The House of Representatives has already passed a partner bill, authored by Rep. Eliot Engel (D-N.Y.), the ranking member of the House Foreign Affairs Committee. Importing cultural property from Iraq to the U.S. is already restricted under a previous law.

After illicit oil sales, the excavation and sale of ancient Syrian and Iraqi artifacts is the largest funding stream for the Islamic State, testified Matthew Levitt, the director of the program on counterterrorism and intelligence at the Washington Institute for Near East Policy, last November.

Levitt, who formerly conducted intelligence analysis at the Treasury Department, predicts that the Islamic State may increase its reliance on antiquities sales as the U.S. and its coalition partners successfully curb oil sales through airstrikes and cooperation with Turkey.

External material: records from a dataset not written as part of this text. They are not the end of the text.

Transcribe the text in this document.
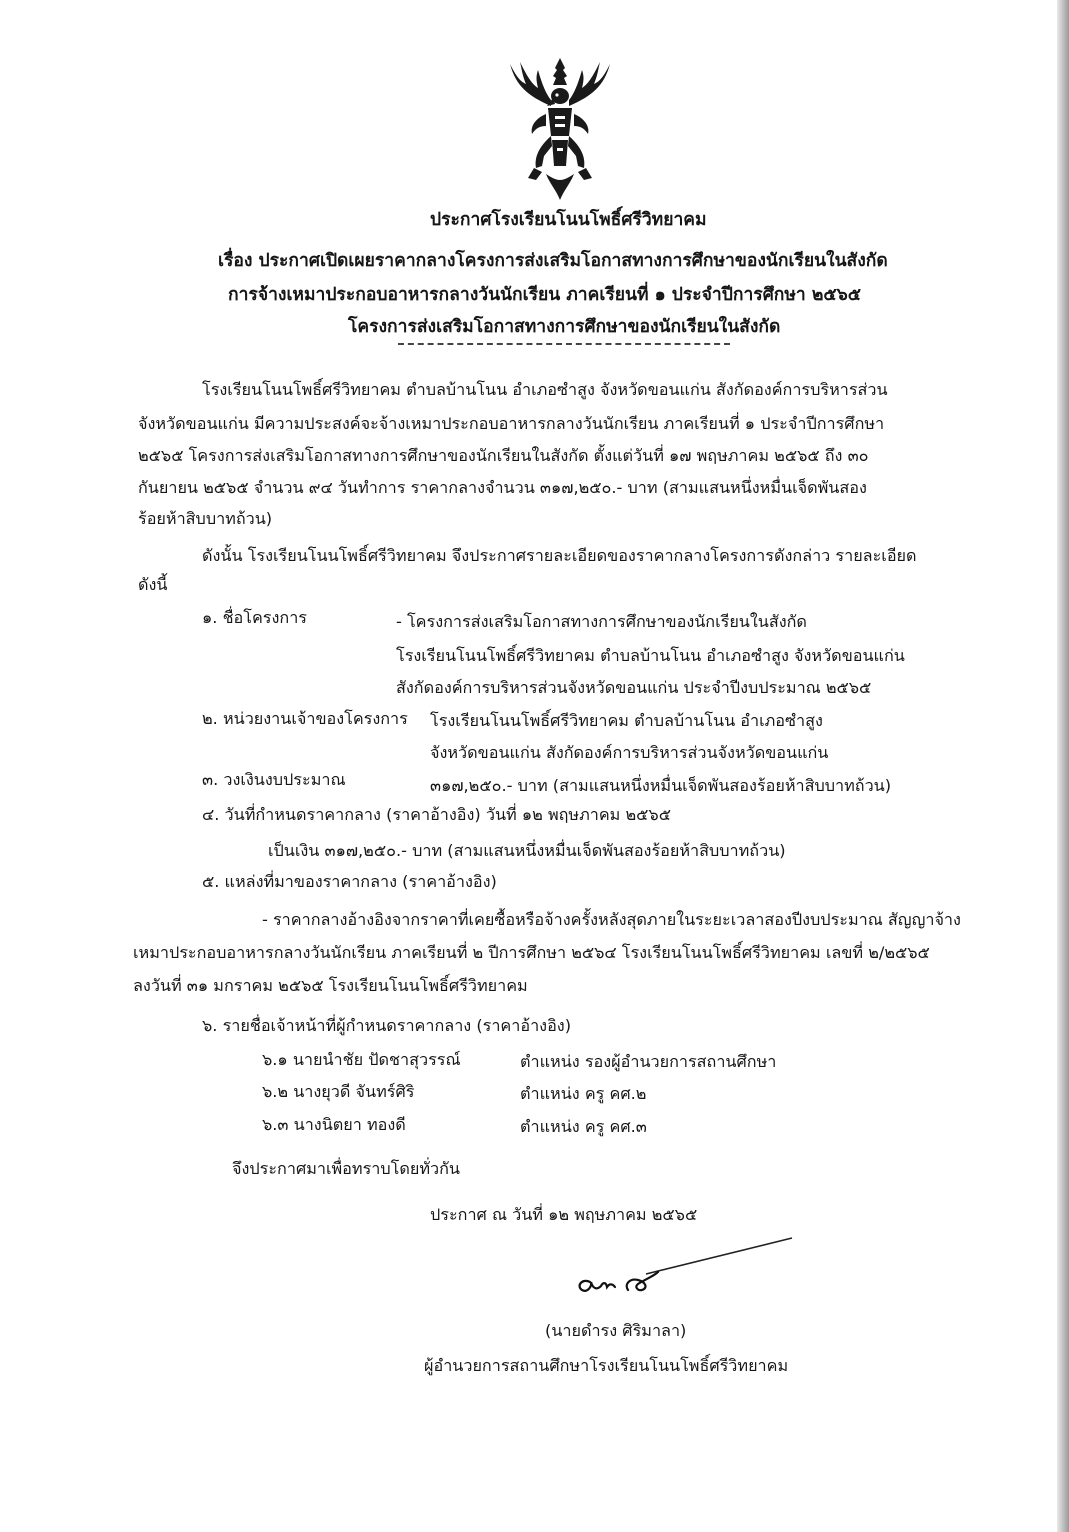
ประกาศโรงเรียนโนนโพธิ์ศรีวิทยาคม
เรื่อง ประกาศเปิดเผยราคากลางโครงการส่งเสริมโอกาสทางการศึกษาของนักเรียนในสังกัด
การจ้างเหมาประกอบอาหารกลางวันนักเรียน ภาคเรียนที่ ๑ ประจำปีการศึกษา ๒๕๖๕
โครงการส่งเสริมโอกาสทางการศึกษาของนักเรียนในสังกัด
โรงเรียนโนนโพธิ์ศรีวิทยาคม ตำบลบ้านโนน อำเภอซำสูง จังหวัดขอนแก่น สังกัดองค์การบริหารส่วน
จังหวัดขอนแก่น มีความประสงค์จะจ้างเหมาประกอบอาหารกลางวันนักเรียน ภาคเรียนที่ ๑ ประจำปีการศึกษา
๒๕๖๕ โครงการส่งเสริมโอกาสทางการศึกษาของนักเรียนในสังกัด ตั้งแต่วันที่ ๑๗ พฤษภาคม ๒๕๖๕ ถึง ๓๐
กันยายน ๒๕๖๕ จำนวน ๙๔ วันทำการ ราคากลางจำนวน ๓๑๗,๒๕๐.- บาท (สามแสนหนึ่งหมื่นเจ็ดพันสอง
ร้อยห้าสิบบาทถ้วน)
ดังนั้น โรงเรียนโนนโพธิ์ศรีวิทยาคม จึงประกาศรายละเอียดของราคากลางโครงการดังกล่าว รายละเอียด
ดังนี้
๑. ชื่อโครงการ	- โครงการส่งเสริมโอกาสทางการศึกษาของนักเรียนในสังกัด
โรงเรียนโนนโพธิ์ศรีวิทยาคม ตำบลบ้านโนน อำเภอซำสูง จังหวัดขอนแก่น
สังกัดองค์การบริหารส่วนจังหวัดขอนแก่น ประจำปีงบประมาณ ๒๕๖๕
๒. หน่วยงานเจ้าของโครงการ โรงเรียนโนนโพธิ์ศรีวิทยาคม ตำบลบ้านโนน อำเภอซำสูง
จังหวัดขอนแก่น สังกัดองค์การบริหารส่วนจังหวัดขอนแก่น
๓. วงเงินงบประมาณ	๓๑๗,๒๕๐.- บาท (สามแสนหนึ่งหมื่นเจ็ดพันสองร้อยห้าสิบบาทถ้วน)
๔. วันที่กำหนดราคากลาง (ราคาอ้างอิง) วันที่ ๑๒ พฤษภาคม ๒๕๖๕
เป็นเงิน ๓๑๗,๒๕๐.- บาท (สามแสนหนึ่งหมื่นเจ็ดพันสองร้อยห้าสิบบาทถ้วน)
๕. แหล่งที่มาของราคากลาง (ราคาอ้างอิง)
- ราคากลางอ้างอิงจากราคาที่เคยซื้อหรือจ้างครั้งหลังสุดภายในระยะเวลาสองปีงบประมาณ สัญญาจ้าง
เหมาประกอบอาหารกลางวันนักเรียน ภาคเรียนที่ ๒ ปีการศึกษา ๒๕๖๔ โรงเรียนโนนโพธิ์ศรีวิทยาคม เลขที่ ๒/๒๕๖๕
ลงวันที่ ๓๑ มกราคม ๒๕๖๕ โรงเรียนโนนโพธิ์ศรีวิทยาคม
๖. รายชื่อเจ้าหน้าที่ผู้กำหนดราคากลาง (ราคาอ้างอิง)
๖.๑ นายนำชัย ปัดชาสุวรรณ์	ตำแหน่ง รองผู้อำนวยการสถานศึกษา
๖.๒ นางยุวดี จันทร์ศิริ	ตำแหน่ง ครู คศ.๒
๖.๓ นางนิตยา ทองดี	ตำแหน่ง ครู คศ.๓
จึงประกาศมาเพื่อทราบโดยทั่วกัน
ประกาศ ณ วันที่ ๑๒ พฤษภาคม ๒๕๖๕
(นายดำรง ศิริมาลา)
ผู้อำนวยการสถานศึกษาโรงเรียนโนนโพธิ์ศรีวิทยาคม
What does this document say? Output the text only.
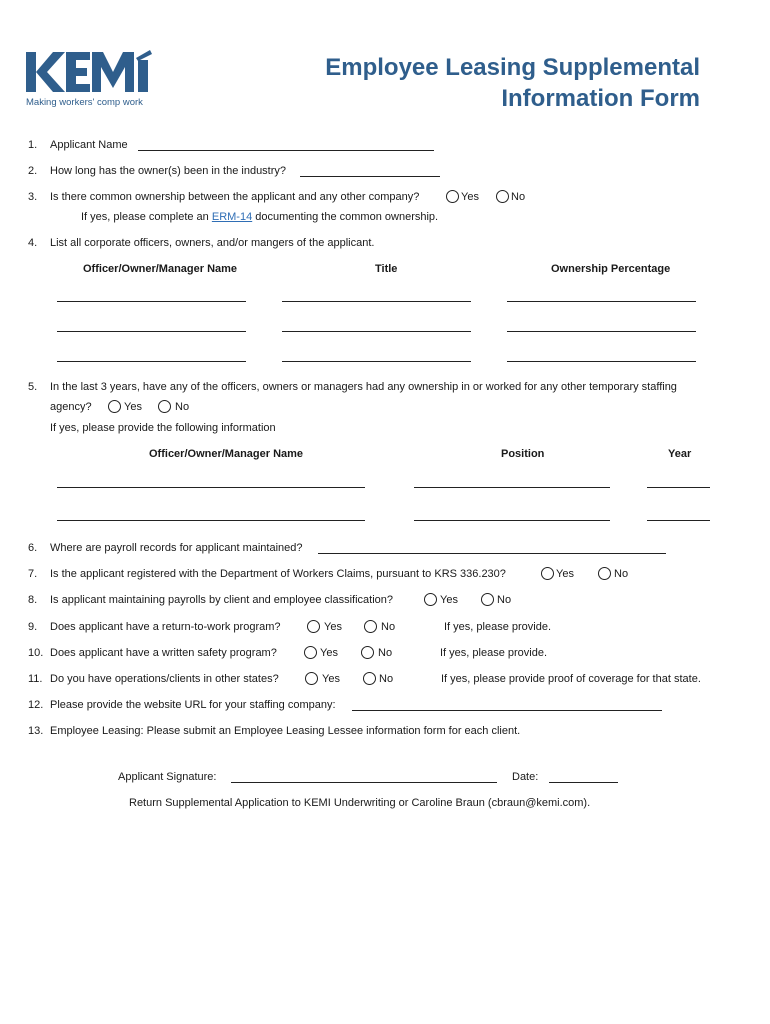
Making workers' comp work
Employee Leasing Supplemental
Information Form
1. Applicant Name
2. How long has the owner(s) been in the industry?
3. Is there common ownership between the applicant and any other company?	Yes	No
If yes, please complete an ERM-14 documenting the common ownership.
4. List all corporate officers, owners, and/or mangers of the applicant.
Officer/Owner/Manager Name	Title	Ownership Percentage
5. In the last 3 years, have any of the officers, owners or managers had any ownership in or worked for any other temporary staffing
agency?	Yes	No
If yes, please provide the following information
Officer/Owner/Manager Name	Position	Year
6. Where are payroll records for applicant maintained?
7. Is the applicant registered with the Department of Workers Claims, pursuant to KRS 336.230?	Yes	No
8. Is applicant maintaining payrolls by client and employee classification?	Yes	No
9. Does applicant have a return-to-work program?	Yes	No	If yes, please provide.
10. Does applicant have a written safety program?	Yes	No	If yes, please provide.
11. Do you have operations/clients in other states?	Yes	No	If yes, please provide proof of coverage for that state.
12. Please provide the website URL for your staffing company:
13. Employee Leasing: Please submit an Employee Leasing Lessee information form for each client.
Applicant Signature:	Date:
Return Supplemental Application to KEMI Underwriting or Caroline Braun (cbraun@kemi.com).
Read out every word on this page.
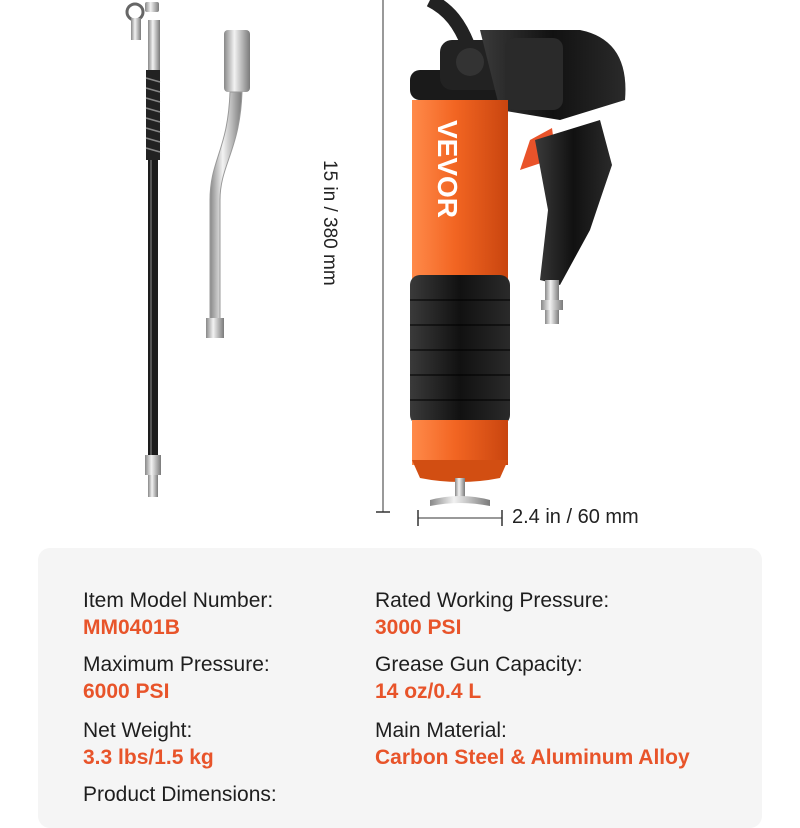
VEVOR
15 in / 380 mm
2.4 in / 60 mm
Item Model Number:
MM0401B
Rated Working Pressure:
3000 PSI
Maximum Pressure:
6000 PSI
Grease Gun Capacity:
14 oz/0.4 L
Net Weight:
3.3 lbs/1.5 kg
Main Material:
Carbon Steel & Aluminum Alloy
Product Dimensions:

“It’s kind of like squeezing a balloon hard enough not to make it pop -- which means it just expands it in another direction,” Levitt said. “So what we’re concerned about is that ISIL will further develop funding streams it has not been relying on so far. Antiquities is very ripe for that,” he added, using the Obama administration’s preferred name for the Islamic State.

The Senate bill received praise from those tracking the destruction of archaeological artifacts and ancient artwork in Syria during the country’s four-year-long civil war, but some also noted that the problem is not new or limited to the Islamic State.

“Anything that will restrict the movement of cultural property from Syria and Iraq is most welcome,” said France Desmarais, the director of programs and partnerships at the International Council of Museums, noting that the bill would help bring the U.S. into compliance with a February U.N. Security Council resolution requiring member states to take steps to prevent terrorist groups from profiting from the trade of oil, antiquities and hostages.

“There’s this opportunity now to link the fight against terrorism to the protection of cultural heritage at risk. But the Islamic State is not the only group involved,” Desmarais added. “We know in Syria that all groups were involved in the looting and trading of cultural heritage illegally.”

In 2012, years before the Islamic State proclaimed its goal of establishing a caliphate, Syrian smuggler Abu Khaled told Time magazine that members of the Free Syrian Army had developed a team of diggers to excavate Syrian artifacts to sell on the black market for weapons.

Meanwhile, a YouTube video from the same time period, identified by archaeologist Sam Hardy, shows Syrian regime loyalists digging up ancient statues affixed to graves and loading the heads of the statues into the back of a pickup truck.

Unlike Assad regime loyalists and opposition fighters, the Islamic State appears eager to gain possession of antiquities not only for profit, but to inspire fear by publicly advertising its destruction of ancient relics. Last week, the Islamic State released photographs showing their fighters smashing statues in the historic Syrian town of Palmyra, a UNESCO World Heritage Site home to 2,000-year-old Roman artifacts.

Levitt was quick to note that while the Islamic State is publicly destroying large artifacts that would be difficult to export from Palmyra, it is still possible that the group is selling smaller objects for profit.